Jednak sam później „przestraszył się” skutków tejże. Uznał także wprowadzony na Florydzie przez swojego rywala, gubernatora Rona DeSantisa zakaz aborcji od szóstego tygodnia życia za „zbyt surowy”.
DeSantis – chociaż podpisał stanową ustawę – wyraził stanowisko, że to poszczególne regiony powinny same zadecydować o ograniczeniu aborcji i starać się przyjąć takie rozstrzygnięcia, które mają szanse na akceptację przez kongresmenów. Jak dotąd nie wyraził poparcia dla federalnego zakazu aborcji, przez co jest krytykowany przez pro-liferów.
Wydaje się, że w kwestii procederu uśmiercania dzieci poczętych najbardziej jednoznaczne stanowisko pośród Republikanów ma były wiceprezydent Mike Pence. Poparł on federalny zakaz aborcji od szóstego tygodnia życia. Jest też zwolennikiem wycofania z rynku pigułek aborcyjnych.
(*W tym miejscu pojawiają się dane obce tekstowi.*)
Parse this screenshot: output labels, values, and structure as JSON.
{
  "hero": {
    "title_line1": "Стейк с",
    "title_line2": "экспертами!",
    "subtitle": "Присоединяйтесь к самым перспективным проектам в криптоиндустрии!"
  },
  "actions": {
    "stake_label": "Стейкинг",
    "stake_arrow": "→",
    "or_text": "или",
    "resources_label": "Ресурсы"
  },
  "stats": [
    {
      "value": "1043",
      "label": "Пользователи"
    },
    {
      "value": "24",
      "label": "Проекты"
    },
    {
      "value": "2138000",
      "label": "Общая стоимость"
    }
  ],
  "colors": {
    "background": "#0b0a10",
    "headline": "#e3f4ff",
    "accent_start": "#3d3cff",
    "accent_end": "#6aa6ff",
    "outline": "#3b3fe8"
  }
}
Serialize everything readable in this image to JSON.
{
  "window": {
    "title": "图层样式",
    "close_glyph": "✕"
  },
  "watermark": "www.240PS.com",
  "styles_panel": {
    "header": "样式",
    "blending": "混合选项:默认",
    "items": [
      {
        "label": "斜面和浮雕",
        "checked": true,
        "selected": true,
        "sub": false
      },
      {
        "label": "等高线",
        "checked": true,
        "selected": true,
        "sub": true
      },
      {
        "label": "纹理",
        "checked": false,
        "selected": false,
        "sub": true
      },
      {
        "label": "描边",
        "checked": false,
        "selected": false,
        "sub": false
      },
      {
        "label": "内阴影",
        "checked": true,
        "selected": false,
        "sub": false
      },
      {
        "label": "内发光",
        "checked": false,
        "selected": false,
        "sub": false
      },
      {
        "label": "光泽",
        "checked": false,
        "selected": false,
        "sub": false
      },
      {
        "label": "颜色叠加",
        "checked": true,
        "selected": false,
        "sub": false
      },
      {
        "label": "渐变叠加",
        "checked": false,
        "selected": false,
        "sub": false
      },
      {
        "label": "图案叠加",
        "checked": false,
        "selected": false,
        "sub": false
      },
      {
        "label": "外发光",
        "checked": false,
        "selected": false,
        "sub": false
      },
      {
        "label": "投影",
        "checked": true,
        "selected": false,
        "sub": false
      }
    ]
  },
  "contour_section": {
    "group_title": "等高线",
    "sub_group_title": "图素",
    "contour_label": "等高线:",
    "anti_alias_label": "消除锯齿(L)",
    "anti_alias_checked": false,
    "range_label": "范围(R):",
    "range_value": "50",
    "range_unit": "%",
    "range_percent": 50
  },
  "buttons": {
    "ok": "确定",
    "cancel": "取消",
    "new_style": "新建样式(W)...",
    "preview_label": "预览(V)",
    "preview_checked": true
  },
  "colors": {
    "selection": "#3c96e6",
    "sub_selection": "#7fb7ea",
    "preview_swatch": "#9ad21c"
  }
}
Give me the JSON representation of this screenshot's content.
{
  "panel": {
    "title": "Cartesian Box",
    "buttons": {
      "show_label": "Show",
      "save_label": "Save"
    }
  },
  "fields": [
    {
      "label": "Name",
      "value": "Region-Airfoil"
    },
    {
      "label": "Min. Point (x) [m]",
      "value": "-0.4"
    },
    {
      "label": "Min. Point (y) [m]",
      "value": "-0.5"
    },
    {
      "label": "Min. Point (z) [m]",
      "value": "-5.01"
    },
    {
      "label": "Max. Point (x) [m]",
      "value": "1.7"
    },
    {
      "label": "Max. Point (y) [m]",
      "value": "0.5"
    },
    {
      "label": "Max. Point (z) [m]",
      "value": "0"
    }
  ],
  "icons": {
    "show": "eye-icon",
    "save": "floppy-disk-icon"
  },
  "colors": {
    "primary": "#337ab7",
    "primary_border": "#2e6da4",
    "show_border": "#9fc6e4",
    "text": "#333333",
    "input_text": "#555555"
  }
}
AP przypomina, że w niedawnym wywiadzie dla agencji, Pence „poszedł jeszcze dalej, twierdząc, że aborcja powinna być zakazana, nawet jeśli płód uznany zostanie za niezdolny do życia”. Jednoznaczne stanowisko to strategia, która ma pomóc w pokonaniu Trumpa i DeSantisa.
Tim Scott, senator z Karoliny Południowej obiecał, że podpisałby jako prezydent „najbardziej konserwatywne ustawodawstwo pro-life, jakie zostałoby wniesione na jego biurko”. Jest jednak zwolennikiem federalnego zakazu aborcji dopiero od 12. tygodnia ciąży. Poparł projekt senatora Lindsey’a Grahama, R-S.C. w sprawie zakazu aborcji w całym kraju po 15. tygodniu. Był współwnioskodawcą projektu ustanawiającego konstytucyjne prawo do życia od „momentu zapłodnienia”.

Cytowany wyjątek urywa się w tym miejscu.